Partner Aurand Harris

Queer Places:
Northwestern University, 1801 Hinman Ave, Evanston, IL 60208
2137 Sherman Ave, Evanston, IL 60201
Rock Lily Cemetery Winslow, Stephenson County, Illinois, USA

George Eells (January 20, 1922 - January 1, 1995) was an American author. Kay Francis' name turned up in the gossip columns often linked to gay men, who were in truth merely pals and escorts. Anderson Lawler, was reportedly paid $10,000 by Warner Bros. to accompany her to Europe in 1934.[15] Lawler told the writer George Eells that while they were in London, Kay, roaring drunk and totally nude, walked into his hotel room and declared, "I'm not a star, I'm a woman, and I want to get fucked." Asked by Eells how he "handled the crisis," Lawler replied: "I earned my ten thousand dollars." Eells, gay himself, went to some pains to deny lesbianism or bisexuality on Francis' part, citing her personal diaries that reveal long-term, anguished feelings over her various husbands and male lovers. He quoted an unnamed friend as admitting, however, that there may have been some affairs with women: "But that wasn't where her head was. There was never the slightest doubt that she was man-oriented."

George Eells was born on January 20, 1922 in the small town of Winslow, Illinois, population 399. After graduating from Winslow High School in 1940, Eells attended Northwestern University for three years before moving to Hollywood, where he began his career as a free-lance reader for Hollywood film studios. He soon moved to New York, where he took a job as Entertainment Editor for Parade magazine.

Nine months later he joined Look magazine, where he served as Entertainment Editor from 1949 to 1961. Eells resigned from Look in 1961 to create a television special based on Cole Porter's life and songs. The television deal did not materialize, and instead Eells wrote a biography entitled The Life that Late He Lead: A Biography of Cole Porter for which he received the ASCAP Award for biographical writing. While writing this biography, Eells also assumed editorship of Theatre Arts magazine and later of Signature, the Diners Club magazine.

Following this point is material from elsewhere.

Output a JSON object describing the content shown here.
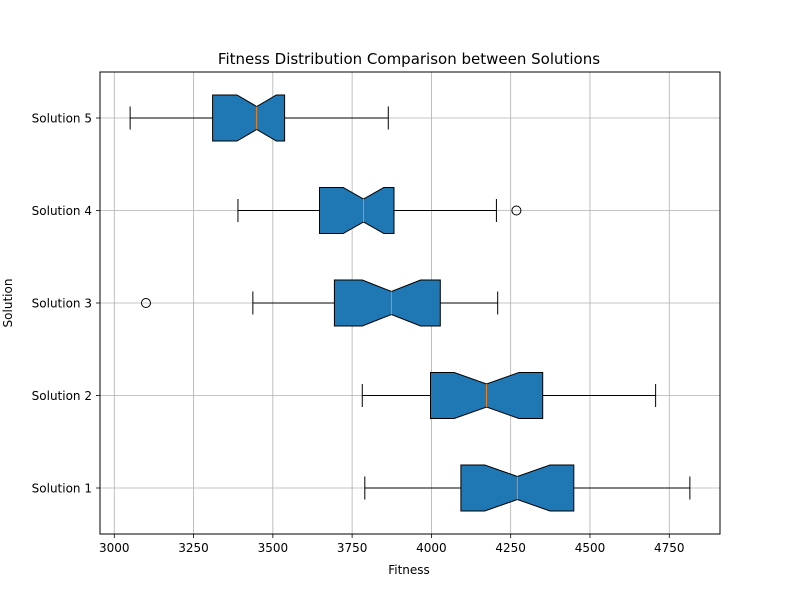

George Eells went on to write a total of eight biographies in the following thirty years of his career. The next was Hedda and Louella: A Dual Biography documenting the life of Hollywood gossip columnists Hedda Hopper and Louella Parsons. Ginger, Loretta and Irene Who?, a study of six actresses at the height of the Hollywood studio system, followed four years later. He collaborated with Ethel Merman to create Merman, an Autobiography. He also collaborated with jazz great Anita O'Day to create his self-proclaimed favorite biography entitled High Times Hard Times. Eells spent every Sunday evening for two years with Mae West at the home of her manager to collect information for Mae West: A Biography, which he wrote with Stanley Musgrove. Working without the cooperation of the actor himself, Eells wrote Robert Mitchum. In his last biography, Final Gig, The Man Behind the Murder, Eells recounts the events and provides his explanation for the dramatic murder/suicide of actor Gig Young and his wife Kim Young.

In addition to writing biographies, Eells created celebrity segments for the television show This is Your Life in its original incarnation and again when it was revived a decade later. Eells also had a strong interest in walkathons and circus memorabilia and corresponded with several former walkathon participants and organizers. As a playwright, he wrote several works, including The GloryWalk, the setting for which is a 1948 walkathon contest and for which he earned a National Theater Conference Fellowship.

George Eells has also written for a variety of magazines including Reader's Digest, Charm, This Week, and Good Housekeeping.

Eells died of pneumonia in early 1995, following brain surgery the previous June.[1] His long-time partner, the playwright Aurand Harris, died a year later.[2] Upon Eells's death on January 1, 1995, playwright Aurand Harris, his friend since their days at Northwestern, created an endowment known as the George Eells Memorial Fund to benefit the University Libraries. The Special Collections department of Hayden Library will use this fund annually to purchase recently published scholarly biographies of theatre personalities.